Band 3 Missense Mutations and Stomatocytosis: Insight into the Molecular Mechanism Responsible for Monovalent Cation Leak

1Institut de Biologie du Développement et Cancer, UMR6543, CNRS, 28 Avenue Valrose, 06108 Nice Cedex 2, France
2Institut de Biologie du Développement et Cancer, Université de Nice, 06108 Nice Cedex 2, France

Received 6 April 2011; Revised 27 May 2011; Accepted 29 May 2011

Academic Editor: Lars Kaestner

Copyright © 2011 Damien Barneaud-Rocca et al.

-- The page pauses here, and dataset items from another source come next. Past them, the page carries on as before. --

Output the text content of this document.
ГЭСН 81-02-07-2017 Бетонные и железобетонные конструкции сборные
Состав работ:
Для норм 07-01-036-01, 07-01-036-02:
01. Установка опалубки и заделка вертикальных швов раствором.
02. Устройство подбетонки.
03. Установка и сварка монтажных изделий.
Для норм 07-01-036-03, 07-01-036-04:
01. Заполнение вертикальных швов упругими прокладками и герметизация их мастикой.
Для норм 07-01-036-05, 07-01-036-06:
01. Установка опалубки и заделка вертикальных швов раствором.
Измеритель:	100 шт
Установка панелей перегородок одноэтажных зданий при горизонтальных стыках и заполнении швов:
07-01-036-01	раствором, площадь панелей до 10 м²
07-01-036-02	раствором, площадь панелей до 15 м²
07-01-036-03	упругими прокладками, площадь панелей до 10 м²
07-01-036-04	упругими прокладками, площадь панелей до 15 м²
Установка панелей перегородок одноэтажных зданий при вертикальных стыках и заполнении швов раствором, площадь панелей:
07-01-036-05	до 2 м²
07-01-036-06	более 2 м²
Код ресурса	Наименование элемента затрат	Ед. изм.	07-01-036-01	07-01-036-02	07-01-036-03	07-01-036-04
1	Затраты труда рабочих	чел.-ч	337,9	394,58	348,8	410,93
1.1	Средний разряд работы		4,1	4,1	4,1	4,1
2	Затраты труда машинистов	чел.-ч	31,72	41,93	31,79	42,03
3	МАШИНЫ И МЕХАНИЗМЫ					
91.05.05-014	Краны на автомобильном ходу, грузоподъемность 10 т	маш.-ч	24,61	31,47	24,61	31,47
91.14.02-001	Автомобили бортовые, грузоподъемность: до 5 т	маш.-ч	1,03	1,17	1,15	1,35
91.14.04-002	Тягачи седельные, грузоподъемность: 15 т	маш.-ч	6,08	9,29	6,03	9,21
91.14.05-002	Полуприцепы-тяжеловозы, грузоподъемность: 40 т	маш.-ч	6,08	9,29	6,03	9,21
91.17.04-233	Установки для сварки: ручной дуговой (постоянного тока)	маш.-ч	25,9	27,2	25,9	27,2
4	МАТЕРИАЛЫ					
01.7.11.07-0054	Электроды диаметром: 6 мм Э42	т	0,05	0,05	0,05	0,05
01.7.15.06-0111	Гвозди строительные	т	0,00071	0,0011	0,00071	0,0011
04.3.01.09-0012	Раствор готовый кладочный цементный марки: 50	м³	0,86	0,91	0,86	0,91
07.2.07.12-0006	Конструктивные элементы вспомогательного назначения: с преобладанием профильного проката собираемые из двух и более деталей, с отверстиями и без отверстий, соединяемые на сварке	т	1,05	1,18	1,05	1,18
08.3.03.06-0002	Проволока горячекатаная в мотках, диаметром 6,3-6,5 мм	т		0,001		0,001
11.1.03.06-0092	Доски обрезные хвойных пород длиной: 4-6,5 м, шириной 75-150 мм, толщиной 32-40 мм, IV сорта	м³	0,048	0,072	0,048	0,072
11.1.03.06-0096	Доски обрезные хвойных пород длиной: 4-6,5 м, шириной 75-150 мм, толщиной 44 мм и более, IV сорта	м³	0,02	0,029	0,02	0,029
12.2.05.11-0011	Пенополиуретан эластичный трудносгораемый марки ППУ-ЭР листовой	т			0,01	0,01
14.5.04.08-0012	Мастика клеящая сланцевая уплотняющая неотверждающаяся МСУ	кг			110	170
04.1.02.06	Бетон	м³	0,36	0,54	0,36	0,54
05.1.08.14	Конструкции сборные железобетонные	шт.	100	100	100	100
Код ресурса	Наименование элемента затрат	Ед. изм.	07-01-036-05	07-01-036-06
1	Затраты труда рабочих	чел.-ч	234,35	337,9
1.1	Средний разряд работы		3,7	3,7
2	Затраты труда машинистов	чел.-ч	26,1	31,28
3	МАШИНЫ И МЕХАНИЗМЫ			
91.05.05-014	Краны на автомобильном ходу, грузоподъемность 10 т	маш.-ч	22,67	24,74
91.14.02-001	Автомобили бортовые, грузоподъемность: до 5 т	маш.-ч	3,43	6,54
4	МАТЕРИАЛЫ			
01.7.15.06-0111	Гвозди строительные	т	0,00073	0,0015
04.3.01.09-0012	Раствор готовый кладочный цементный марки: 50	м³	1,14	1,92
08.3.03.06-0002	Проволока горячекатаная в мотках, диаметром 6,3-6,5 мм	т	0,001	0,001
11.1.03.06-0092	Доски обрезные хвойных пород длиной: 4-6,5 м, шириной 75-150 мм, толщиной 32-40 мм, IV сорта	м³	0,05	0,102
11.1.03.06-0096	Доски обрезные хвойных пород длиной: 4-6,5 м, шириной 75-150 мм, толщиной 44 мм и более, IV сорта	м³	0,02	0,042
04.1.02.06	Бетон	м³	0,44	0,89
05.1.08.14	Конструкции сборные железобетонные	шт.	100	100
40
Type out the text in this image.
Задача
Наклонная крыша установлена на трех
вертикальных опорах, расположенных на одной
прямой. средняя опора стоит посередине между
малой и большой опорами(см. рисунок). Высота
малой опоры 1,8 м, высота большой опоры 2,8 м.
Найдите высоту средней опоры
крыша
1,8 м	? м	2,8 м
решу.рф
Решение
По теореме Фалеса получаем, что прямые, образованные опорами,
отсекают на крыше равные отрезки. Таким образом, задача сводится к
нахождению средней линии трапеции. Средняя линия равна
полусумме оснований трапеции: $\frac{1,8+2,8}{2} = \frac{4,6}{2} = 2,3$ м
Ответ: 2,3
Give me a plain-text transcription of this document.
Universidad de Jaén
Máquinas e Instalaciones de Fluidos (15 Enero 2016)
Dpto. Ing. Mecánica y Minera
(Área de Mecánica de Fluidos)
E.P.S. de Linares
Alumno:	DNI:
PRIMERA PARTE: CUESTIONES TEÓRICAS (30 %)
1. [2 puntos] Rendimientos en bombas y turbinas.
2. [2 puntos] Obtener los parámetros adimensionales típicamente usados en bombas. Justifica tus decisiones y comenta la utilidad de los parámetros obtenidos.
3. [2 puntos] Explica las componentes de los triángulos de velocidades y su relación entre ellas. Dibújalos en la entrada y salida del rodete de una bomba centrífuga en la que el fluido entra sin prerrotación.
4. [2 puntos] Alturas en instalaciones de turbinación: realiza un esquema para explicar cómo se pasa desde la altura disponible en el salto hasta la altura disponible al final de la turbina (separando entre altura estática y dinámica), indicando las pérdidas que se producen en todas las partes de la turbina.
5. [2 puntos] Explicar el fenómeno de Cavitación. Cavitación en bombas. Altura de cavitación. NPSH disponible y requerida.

This is an open access article distributed under the Creative Commons Attribution License, which permits unrestricted use, distribution, and reproduction in any medium, provided the original work is properly cited.

Abstract

Missense mutations in the erythroid band 3 protein (Anion Exchanger 1) have been associated with hereditary stomatocytosis. Features of cation leaky red cells combined with functional expression of the mutated protein led to the conclusion that the AE1 point mutations were responsible for N a + and K + leak through a conductive mechanism. A molecular mechanism explaining mutated AE1-linked stomatocytosis involves changes in AE1 transport properties that become leaky to N a + and K + . However, another explanation suggests that point-mutated AE1 could regulate a cation leak through other transporters. This short paper intends to discuss these two alternatives.